Connections

AT&T, Nielsen Sign Multi-Year Deal to Use Set-Top Box Data for Ratings Measurement

AT&T has signed a multi-year deal with Nielsen calling for set-top box data from connected homes subscribed to AT&T’s DirecTV and U-verse services to be included in Nielsen’s local and national TV currency ratings services, Nielsen announced Jan. 17. That data will then be used to help Nielsen measure TV ratings.

The data included will be anonymous — information about specific users won’t be shared, Nielsen said.

“Further enhancing the Nielsen Total Audience strategy,” the data from the AT&T set-top boxes, integrated with Nielsen’s gold standard panels, will provide “high-quality measurement that leads to a greater understanding of audiences and their viewing trends,” Nielsen said in a news release.

Nielsen will combine its panel data with the anonymous TV viewing data from connected homes subscribed to the AT&T services, and Nielsen will then use the combined data for reporting on an aggregated basis, the information and data measurement company said. AT&T’s data will enhance Nielsen’s local and national TV measurement services, “providing enriched, electronic measurement in all 210 local TV markets,” Nielsen said.

Data from the DirecTV and U-verse set-top boxes will also be incorporated with data from other data providers “to complement Nielsen’s national and local suite of products,” such as Nielsen Scarborough, NLTV and Nielsen N-Score, Nielsen said.

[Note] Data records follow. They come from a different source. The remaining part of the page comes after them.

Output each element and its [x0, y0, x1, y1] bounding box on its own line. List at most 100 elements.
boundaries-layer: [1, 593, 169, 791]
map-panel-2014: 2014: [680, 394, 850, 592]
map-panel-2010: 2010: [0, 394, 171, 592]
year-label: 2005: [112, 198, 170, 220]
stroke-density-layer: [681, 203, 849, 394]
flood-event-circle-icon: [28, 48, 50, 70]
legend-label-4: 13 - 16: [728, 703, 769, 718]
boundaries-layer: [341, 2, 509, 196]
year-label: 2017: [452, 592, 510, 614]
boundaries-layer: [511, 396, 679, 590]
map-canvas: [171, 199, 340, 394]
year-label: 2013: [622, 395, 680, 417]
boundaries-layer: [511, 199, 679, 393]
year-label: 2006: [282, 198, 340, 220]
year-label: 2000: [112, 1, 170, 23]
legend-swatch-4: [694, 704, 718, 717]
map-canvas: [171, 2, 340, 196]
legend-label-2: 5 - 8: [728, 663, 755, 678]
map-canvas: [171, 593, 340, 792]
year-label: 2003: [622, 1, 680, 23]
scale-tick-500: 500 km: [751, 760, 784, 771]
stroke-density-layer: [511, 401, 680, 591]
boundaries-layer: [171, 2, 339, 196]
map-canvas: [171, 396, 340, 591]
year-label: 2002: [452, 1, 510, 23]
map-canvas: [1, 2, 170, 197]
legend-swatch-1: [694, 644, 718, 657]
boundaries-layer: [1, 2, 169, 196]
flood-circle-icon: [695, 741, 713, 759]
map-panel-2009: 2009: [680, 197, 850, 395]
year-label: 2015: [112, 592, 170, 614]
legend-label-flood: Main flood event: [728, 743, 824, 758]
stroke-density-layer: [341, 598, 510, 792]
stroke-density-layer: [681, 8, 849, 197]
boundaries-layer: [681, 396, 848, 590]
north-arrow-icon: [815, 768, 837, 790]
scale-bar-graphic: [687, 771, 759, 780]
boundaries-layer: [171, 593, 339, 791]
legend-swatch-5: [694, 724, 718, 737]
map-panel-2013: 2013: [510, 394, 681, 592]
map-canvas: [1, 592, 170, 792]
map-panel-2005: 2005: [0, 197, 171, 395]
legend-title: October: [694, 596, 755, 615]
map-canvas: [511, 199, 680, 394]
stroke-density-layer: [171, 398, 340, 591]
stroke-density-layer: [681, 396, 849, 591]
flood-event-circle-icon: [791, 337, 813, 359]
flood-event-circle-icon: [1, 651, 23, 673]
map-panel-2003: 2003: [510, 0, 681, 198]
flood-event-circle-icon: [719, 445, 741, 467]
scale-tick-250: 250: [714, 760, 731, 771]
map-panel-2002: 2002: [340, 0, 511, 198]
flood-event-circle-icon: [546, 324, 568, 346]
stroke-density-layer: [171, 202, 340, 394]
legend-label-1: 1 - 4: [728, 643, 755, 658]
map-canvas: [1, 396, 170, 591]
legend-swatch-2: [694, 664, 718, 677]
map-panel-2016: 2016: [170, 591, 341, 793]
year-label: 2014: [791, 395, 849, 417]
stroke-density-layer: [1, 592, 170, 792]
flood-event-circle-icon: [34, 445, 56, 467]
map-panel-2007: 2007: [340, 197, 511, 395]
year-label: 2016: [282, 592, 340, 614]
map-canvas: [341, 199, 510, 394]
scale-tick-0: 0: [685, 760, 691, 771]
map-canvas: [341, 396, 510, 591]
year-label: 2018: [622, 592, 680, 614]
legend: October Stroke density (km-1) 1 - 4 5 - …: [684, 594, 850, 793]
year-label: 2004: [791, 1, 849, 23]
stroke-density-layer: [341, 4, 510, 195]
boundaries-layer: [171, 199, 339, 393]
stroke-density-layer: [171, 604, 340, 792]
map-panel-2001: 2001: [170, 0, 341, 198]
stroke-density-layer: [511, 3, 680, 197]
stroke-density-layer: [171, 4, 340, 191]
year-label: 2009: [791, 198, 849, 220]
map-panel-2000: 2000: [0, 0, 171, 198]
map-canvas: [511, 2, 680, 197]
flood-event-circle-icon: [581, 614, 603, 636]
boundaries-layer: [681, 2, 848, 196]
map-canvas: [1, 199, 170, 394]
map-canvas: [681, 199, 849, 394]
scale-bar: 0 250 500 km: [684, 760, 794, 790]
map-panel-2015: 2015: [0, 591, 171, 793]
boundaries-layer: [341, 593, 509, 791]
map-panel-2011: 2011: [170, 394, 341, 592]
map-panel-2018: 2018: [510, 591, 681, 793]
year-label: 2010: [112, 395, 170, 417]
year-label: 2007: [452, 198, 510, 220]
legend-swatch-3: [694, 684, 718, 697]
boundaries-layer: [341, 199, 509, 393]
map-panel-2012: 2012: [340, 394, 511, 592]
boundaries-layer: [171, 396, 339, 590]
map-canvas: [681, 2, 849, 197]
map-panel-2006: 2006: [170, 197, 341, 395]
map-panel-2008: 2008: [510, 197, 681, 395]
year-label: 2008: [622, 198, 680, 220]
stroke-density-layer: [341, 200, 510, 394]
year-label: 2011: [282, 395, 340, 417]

“Combining Nielsen’s high-quality panels with anonymized set-top box data from AT&T’s DIRECTV and U-verse homes is at the center of our TV measurement strategy to enhance how TV viewing is measured,” Megan Clarken, president of Nielsen Product Leadership, said in the news release.

She added: “Nielsen is leveraging big data and its panel data to deliver comprehensive, reliable and in-depth measurement of how people consume content in today’s changing media landscape. We continue to innovate and leverage all types of data in order to enhance our local and eventually national audience measurement solutions. The inclusion of data from various providers supplements Nielsen’s panel data by providing increased granularity and more robust insights broadening our total audience view.”

The deal further reinforces the Nielsen Total Audience strategy and Nielsen’s commitment to providing media companies with the clearest-possible picture of actual TV viewership, it said.
TV networks and analysts have complained in recent years that Nielsen’s data which are used by networks to set ad rates, aren’t providing the entire picture due to the many new ways in which viewers are now consuming TV content outside of the traditional linear broadcasts. In addition to viewing content through smart TVs, TVs attached to Internet-connected set-top boxes, smartphones and tablets, viewers have increasingly been watching TV programs on-demand after the programs air live – sometimes days, weeks and even months later.

Citing Nielsen data for last month, Pivotal Research Group analyst Brian Wieser said Jan. 17 that U.S. TV consumption via Internet-connected devices — including Roku, Apple TV and Google’s Chromecast — grew by about 66% year-over-year to account for 9.2% of total TV use among adults 18-49 on a total day basis in December 2016. The use among adults in that demographic was up from 5.6% in December 2015 and only 3% in December 2014, he said.

By working with providers including AT&T to provide integrated big data, Nielsen said Jan. 17 that it “continues to enhance and augment its measurement capabilities, further strengthening the currency measurement used by the industry to transact billions of advertising dollars.”